By the 1870s, many Plains Natives had moved onto government agencies in Nebraska and South Dakota. However, in 1875, after discovering gold in the Black Hills on Lakota land, and anxious to civilize the buffalo-chasing nomads, the United States ordered the rest of the tribe to move or be punished. Move was something Sitting Bull, a well-known Lakota chief, could not do. For the previous ten years, Sitting Bull had pushed his people to reject the restrictions of agency life, which fought against Lakota religion, language, and tribal organization.
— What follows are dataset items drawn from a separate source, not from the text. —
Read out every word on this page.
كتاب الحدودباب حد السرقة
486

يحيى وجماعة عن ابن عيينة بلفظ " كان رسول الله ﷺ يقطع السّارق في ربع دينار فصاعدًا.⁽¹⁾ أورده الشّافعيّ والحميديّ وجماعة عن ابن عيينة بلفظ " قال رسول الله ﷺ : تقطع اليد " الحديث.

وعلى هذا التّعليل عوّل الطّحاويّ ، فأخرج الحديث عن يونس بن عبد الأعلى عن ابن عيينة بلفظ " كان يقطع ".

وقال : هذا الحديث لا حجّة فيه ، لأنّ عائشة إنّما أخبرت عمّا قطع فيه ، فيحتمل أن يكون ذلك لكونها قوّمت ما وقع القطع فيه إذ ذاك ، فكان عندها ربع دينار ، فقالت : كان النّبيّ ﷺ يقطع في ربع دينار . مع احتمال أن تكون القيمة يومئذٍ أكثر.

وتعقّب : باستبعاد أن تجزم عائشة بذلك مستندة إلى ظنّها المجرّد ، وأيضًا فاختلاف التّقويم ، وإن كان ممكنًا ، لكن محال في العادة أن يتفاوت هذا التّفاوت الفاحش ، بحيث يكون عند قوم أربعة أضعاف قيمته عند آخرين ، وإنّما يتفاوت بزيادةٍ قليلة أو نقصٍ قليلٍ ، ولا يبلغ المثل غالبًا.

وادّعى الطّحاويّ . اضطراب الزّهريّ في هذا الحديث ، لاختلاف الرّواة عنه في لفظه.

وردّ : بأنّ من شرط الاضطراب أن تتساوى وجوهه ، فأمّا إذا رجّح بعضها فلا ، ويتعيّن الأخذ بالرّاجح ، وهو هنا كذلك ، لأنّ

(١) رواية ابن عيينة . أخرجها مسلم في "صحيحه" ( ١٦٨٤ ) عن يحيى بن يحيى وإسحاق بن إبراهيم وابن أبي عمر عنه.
In 1876, he started gathering Lakota, as well as their Cheyenne allies, into a huge moving village in southeast Montana far away from the agencies.
Angry at Sitting Bull’s defiance, President Ulysses Grant sent an army led by General Terry to march to Sitting Bull’s camp and force him to obey. Terry decided to split his army in half: the half led by him would attack from downriver with the help of a riverboat while the half led by General Custer would attack from upriver. Custer was impatient, started his attack early, and was overpowered by the superior numbers and fighting experience of the Lakota and Cheyenne warriors in the village. Of the 650 soldiers in Custer’s army, 268 of them were killed, including all of the soldiers who were fighting beside Custer at the time. The survivors managed to hide in a thrown-together fort until they were saved two days later by Terry’s army (who saw no action). The mission was a complete failure.
For the US, the battle was a terrible shock and Custer was turned into an American hero, like Abraham Lincoln or George Patten. For the Lakota, it was the happy fulfillment of Sitting Bull’s vision of a strong Lakota nation, free from American laws and land grabs. Over the next winter, however, bad weather exhausted the Lakota, and in 1877 they gave up the fight and moved to Nebraska. General Custer kept his hero status until the 1960s and 70s when Native American culture and history started to become more accepted and Custer was seen more and more as a villain who oppressed a nature-loving society. Today, the Battle of the Little Bighorn is still alive in the memories of both natives and non-natives as the moment in history when Indians proved that, despite what most whites believed, they were still very much a force to be reckoned with.